The main part of the exhibition focuses on Puryears use and reuse of motifs. Since Puryear turned his focus to sculpture in the late 1960s, his drawings have been mostly preliminary studies for three dimensional works (only rarely does he make a drawing after completing a sculpture). He explores on paper varied materials, angles, details of form, and methods of building and joining, as well as the various vantage points of a sculpture.
One of the dominant motifs is the head series, which Puryear revisited in a series of works, in bronze, wood, black Conté crayon, and graphite. In the print Untitled (LA MoCA Portfolio) (1999), his contribution to a benefit for the Los Angeles Museum of Contemporary Art, the motif reads either as a head with hoop earrings or as an inverted jug with handles. The print, which signals Puryears return to printmaking after nearly thirty years, introduces the chine collé technique, whereby a thin silky sheet of paper (chine) is laid down to a primary support sheet during printing. As the chine picks up minute particles of ink, it yields extraordinary depth to the etched black area.
The Phrygian cap is another motif to which Puryear has returned in several works over the years, depicting it in his drawings, prints, and sculptures. He experiments with the conical shape of the cap by orienting it upside down or sideways.
The exhibition also presents several of Puryears projects related to public sculptures, an important aspect of his practice. These large-scale pieces rehearse the organic shapes of his overall body of work. Like his indoor sculptures, the public commissions are developed through studies on paper and models. The clean elegance of the finished works belies the complexity of the thought process made visible in the drawings. Works presented include a small model for Bearing Witness (1994), a sculpture in the Federal Triangle in Washington, D.C., and Shackled (2014), a small-scale iron version of a 40-foot-tall sculpture that will be installed in New Yorks Madison Square Park in 2016, among others.

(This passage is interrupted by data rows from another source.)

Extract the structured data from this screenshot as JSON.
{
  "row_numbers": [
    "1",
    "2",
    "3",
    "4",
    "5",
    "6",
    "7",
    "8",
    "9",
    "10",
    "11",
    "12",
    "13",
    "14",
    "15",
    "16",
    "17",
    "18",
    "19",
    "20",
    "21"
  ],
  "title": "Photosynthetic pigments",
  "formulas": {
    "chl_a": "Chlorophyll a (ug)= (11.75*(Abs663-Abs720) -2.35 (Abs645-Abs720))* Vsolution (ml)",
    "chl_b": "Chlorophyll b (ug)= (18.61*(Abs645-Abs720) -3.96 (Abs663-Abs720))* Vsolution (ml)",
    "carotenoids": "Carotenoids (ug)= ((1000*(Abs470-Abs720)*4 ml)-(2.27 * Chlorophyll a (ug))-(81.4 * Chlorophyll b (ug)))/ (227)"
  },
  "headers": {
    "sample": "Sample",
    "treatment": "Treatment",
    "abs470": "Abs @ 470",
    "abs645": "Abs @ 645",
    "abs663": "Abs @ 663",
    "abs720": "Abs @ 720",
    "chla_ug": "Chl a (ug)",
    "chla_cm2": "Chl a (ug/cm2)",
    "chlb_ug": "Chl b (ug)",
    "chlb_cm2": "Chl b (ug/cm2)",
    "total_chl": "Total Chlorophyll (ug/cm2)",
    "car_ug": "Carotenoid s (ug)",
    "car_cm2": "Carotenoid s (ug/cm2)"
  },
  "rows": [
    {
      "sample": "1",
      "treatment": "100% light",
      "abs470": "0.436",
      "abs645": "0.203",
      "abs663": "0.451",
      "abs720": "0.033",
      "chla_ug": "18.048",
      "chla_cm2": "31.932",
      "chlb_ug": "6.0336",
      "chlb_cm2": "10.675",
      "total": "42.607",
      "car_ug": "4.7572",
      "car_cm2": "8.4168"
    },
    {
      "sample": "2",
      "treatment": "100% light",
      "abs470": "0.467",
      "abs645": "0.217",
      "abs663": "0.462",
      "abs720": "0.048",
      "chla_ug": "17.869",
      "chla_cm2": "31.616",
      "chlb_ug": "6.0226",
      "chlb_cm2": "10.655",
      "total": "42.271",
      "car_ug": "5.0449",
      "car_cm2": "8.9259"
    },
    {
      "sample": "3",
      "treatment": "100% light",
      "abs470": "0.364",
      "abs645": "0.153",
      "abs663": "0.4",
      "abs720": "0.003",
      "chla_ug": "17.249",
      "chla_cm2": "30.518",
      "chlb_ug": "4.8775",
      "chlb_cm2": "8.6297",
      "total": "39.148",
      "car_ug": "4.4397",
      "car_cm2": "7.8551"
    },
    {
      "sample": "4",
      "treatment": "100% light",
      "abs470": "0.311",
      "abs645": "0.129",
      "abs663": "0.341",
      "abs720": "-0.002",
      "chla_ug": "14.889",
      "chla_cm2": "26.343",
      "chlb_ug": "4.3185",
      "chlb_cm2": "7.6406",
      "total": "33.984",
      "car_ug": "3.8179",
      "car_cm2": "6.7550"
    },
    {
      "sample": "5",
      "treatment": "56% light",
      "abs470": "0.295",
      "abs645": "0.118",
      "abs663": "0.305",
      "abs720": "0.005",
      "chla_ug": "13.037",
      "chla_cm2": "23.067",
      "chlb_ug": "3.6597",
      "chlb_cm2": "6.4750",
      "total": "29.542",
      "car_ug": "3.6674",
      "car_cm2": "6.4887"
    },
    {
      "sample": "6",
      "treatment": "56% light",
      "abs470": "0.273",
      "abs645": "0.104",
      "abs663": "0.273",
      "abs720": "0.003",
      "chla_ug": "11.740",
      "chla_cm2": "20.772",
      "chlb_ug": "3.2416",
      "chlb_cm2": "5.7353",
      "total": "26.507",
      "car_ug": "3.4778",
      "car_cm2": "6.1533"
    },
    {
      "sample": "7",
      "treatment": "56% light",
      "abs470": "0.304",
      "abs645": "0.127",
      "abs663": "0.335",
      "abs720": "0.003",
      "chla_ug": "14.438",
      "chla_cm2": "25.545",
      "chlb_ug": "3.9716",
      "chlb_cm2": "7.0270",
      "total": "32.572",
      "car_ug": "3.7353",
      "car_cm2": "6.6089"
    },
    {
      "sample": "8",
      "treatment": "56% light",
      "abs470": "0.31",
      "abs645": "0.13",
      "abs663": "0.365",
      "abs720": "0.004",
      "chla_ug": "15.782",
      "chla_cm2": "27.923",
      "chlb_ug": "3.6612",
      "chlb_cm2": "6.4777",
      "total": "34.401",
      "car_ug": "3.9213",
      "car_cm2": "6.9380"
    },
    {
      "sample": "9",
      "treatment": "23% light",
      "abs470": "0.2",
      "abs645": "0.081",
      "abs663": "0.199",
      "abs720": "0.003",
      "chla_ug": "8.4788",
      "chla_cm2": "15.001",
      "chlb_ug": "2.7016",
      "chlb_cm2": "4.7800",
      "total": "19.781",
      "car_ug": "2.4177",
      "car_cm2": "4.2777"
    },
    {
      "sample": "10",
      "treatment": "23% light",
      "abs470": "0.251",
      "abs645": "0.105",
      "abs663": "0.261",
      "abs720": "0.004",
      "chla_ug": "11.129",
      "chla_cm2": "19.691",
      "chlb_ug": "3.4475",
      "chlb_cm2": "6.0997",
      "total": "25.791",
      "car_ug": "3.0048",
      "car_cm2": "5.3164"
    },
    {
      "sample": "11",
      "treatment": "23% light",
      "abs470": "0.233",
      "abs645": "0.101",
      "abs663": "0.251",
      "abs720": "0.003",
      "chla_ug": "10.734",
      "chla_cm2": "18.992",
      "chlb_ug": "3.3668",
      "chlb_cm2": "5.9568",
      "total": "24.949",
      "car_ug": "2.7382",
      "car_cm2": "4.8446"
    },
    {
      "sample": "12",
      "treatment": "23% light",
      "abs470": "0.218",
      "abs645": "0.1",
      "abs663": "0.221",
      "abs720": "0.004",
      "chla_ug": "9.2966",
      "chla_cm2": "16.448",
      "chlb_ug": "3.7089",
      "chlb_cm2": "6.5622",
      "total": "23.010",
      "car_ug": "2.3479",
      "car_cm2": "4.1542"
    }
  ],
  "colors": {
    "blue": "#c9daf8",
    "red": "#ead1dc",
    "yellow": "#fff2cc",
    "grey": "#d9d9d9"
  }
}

Over the last fifty years, Martin Puryear has created a body of work that defies categorization and draws on diverse cultures and histories. His sculpture combines modernist abstraction with traditions of crafts and woodworking, in shapes informed by the natural world and by ordinary objects and made with materials such as wood, tar, wire mesh, bronze, and stone.
Born in 1941 in Washington, D.C., Puryear was educated at Catholic University, the Royal Swedish Academy of Arts in Stockholm, and Yale University. His longstanding interests in nomadic cultures, furniture and boat building techniques, ornithology, falconry, and archery, all inform his work. I think there are a number of levels at which my work can be dealt with and appreciated, Puryear has said. It gives me pleasure to feel theres a level that doesnt require knowledge of or immersion in the aesthetic of a given time or place.
His first one-person museum exhibition was in 1977 at the Corcoran Gallery of Art in Washington, D.C. and since that time his work has been exhibited throughout the world, with public commissions in Europe, Japan, and the United States. He represented the United States at the 1989 São Paulo Bienal, where he was awarded the festivals Grand Prize, and his work was included in the 1992 Documenta. He received a MacArthur Foundation award in 1989, the Gold Medal in Sculpture by the American Academy of Arts and Letters in 2007, and has recently been awarded the Presidential Medal of the Arts.